Vergessen durfte nicht sein: Von der Holocaust-Überlebenden Grete Weil sind drei Bücher wiedererschienen

  • Von Monika Melchert
  • Lesedauer: 6 Min.

Im bitteren Winter 1944, inmitten von Kälte und Hunger, beginnt die Emigrantin Grete Weil ihren autobiografischen Roman zu schreiben, hoch oben auf der Speichertreppe des Hauses in Amsterdam, in dem sie untergetaucht ist. Sie lebt und schreibt im Verborgenen, in der Illegalität, ähnlich wie Anne Frank. Nachts schläft sie hinter einer Bücherwand, um unsichtbar zu bleiben bei überraschenden Durchsuchungen. Die deutschen Besatzer werden immer gefährlicher. Seit 1941 deportieren sie die jüdische Bevölkerung von Amsterdam in die deutschen Vernichtungslager. Ihr Mann Edgar Weil wird im Juni 1941 bei einer Razzia auf offener Straße verhaftet und wenig später im KZ Mauthausen ermordet. Nun schließt sie sich dem deutschen Widerstand in Amsterdam an. Im Herbst 1943 gründen sie die »Holland-Gruppe Freies Deutschland« und versuchen, so viele Bedrohte wie möglich zu retten.

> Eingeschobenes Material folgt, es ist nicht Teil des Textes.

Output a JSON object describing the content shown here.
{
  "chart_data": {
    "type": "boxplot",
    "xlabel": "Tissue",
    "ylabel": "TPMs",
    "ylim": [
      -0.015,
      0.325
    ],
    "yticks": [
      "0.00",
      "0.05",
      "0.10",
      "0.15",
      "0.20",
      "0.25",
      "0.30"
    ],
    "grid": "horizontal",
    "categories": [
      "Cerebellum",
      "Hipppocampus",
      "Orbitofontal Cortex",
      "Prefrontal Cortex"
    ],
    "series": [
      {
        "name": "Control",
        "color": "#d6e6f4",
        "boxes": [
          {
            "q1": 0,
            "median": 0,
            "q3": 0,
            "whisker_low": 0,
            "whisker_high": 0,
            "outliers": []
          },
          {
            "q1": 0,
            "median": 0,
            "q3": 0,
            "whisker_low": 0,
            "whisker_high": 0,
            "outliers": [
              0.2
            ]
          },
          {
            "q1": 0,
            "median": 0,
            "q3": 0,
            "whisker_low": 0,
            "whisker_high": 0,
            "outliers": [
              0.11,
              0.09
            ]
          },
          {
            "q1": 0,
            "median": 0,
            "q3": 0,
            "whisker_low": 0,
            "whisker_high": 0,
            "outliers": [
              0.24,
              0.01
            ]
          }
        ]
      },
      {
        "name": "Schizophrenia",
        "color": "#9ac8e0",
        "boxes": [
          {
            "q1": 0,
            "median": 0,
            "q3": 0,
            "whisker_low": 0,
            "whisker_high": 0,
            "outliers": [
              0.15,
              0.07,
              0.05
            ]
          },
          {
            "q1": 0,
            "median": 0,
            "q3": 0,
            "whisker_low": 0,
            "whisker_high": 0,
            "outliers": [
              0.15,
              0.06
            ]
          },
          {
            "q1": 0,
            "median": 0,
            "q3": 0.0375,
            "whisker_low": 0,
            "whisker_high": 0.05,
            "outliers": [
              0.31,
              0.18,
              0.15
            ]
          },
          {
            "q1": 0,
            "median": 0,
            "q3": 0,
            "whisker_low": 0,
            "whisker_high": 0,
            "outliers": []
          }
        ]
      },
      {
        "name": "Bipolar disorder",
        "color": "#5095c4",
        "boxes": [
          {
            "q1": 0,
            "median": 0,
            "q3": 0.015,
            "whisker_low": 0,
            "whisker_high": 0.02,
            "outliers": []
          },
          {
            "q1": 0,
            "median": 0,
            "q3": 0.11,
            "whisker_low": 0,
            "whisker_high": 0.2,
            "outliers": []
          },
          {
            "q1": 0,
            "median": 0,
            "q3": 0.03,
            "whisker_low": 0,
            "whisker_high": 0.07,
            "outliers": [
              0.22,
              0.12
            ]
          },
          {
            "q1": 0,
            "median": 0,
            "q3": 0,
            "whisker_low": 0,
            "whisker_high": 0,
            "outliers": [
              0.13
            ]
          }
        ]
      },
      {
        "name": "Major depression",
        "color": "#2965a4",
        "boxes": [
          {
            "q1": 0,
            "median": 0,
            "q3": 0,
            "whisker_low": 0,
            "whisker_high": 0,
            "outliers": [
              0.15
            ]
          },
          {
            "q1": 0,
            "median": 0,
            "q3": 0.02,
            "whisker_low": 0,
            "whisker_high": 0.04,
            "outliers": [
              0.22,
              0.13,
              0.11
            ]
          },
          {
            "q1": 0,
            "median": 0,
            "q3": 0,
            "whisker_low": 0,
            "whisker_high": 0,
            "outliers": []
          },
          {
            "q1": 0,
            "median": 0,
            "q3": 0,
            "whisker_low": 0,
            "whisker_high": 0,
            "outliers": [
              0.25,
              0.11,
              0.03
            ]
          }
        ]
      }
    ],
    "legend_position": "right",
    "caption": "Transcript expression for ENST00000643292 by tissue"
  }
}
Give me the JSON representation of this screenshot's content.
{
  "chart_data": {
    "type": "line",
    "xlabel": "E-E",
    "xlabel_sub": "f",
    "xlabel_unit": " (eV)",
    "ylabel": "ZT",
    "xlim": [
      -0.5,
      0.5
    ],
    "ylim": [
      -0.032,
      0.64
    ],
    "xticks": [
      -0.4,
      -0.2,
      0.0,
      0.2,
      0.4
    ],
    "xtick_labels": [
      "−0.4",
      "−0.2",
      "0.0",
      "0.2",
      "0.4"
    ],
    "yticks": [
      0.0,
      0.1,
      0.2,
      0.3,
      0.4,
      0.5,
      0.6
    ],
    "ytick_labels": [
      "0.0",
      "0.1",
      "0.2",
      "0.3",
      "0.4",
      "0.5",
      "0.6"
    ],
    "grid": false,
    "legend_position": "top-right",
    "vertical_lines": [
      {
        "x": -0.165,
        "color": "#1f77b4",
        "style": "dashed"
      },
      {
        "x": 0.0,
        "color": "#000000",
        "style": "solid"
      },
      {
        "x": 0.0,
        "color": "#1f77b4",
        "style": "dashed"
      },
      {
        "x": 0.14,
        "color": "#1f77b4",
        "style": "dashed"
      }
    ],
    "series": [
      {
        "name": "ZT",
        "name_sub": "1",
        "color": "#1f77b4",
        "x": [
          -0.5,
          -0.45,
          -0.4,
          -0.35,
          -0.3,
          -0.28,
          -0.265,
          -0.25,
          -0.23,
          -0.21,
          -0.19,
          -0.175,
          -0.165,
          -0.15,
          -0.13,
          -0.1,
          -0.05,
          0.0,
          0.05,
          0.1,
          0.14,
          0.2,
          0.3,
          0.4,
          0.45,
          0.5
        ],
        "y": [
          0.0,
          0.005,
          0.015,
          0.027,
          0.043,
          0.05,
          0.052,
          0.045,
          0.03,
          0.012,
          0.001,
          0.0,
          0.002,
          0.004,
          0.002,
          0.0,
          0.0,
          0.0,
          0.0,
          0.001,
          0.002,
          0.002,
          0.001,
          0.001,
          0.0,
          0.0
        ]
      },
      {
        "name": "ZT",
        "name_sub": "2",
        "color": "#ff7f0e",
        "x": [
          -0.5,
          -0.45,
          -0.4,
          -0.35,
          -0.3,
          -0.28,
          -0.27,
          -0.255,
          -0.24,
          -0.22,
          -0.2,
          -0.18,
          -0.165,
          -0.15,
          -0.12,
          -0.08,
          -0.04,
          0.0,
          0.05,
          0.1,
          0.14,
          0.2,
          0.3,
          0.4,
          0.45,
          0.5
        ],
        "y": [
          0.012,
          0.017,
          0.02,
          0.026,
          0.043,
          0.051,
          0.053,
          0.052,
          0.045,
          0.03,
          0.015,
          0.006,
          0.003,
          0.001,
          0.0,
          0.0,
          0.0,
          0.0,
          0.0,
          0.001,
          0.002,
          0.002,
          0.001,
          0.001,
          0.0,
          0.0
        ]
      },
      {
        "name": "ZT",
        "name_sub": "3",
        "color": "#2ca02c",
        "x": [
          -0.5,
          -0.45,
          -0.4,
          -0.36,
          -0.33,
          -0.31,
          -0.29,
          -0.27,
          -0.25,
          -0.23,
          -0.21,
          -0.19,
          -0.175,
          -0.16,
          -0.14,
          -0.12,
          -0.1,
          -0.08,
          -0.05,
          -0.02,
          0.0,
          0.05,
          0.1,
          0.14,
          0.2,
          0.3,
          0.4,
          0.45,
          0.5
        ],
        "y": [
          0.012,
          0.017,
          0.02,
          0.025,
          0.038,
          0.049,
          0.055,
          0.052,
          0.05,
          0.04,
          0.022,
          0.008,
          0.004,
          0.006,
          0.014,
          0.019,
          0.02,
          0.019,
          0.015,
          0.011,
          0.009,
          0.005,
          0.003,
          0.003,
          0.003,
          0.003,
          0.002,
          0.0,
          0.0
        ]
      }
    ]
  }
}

Grete Weil (1906–1999), geb. als Margarete Elisabeth Dispeker in einer bürgerlich-liberalen Familie im bayerischen Rottach-Egern, hatte bereits in Deutschland zu schreiben begonnen. Als jedoch die Emigration absehbar unvermeidlich wird, lässt sie sich zur Fotografin ausbilden, um im Ausland mit ihrem Beruf Geld verdienen zu können. 1935 flieht sie mit ihrem Mann in die Niederlande. Mit Beginn der deutschen Besatzung der Niederlande 1940 wird es jedoch für eine Jüdin immer schwieriger, hier zu überleben. Um sich und ihre Mutter zu schützen, arbeitet sie zunächst ab 1942 als Angestellte des Jüdischen Rates als Fotografin. Dessen Aufgabe ist es, das jüdische Leben im Sinne der SS zu organisieren und schließlich die Listen für die Deportationen vorzubereiten. Im September 1943 steht ihre eigene Deportation in ein Todeslager bevor. Sie taucht in der Wohnung eines Freundes unter. Im Versteck ist das Schreiben ihr einziger Rettungsanker, ihre Überlebensstrategie.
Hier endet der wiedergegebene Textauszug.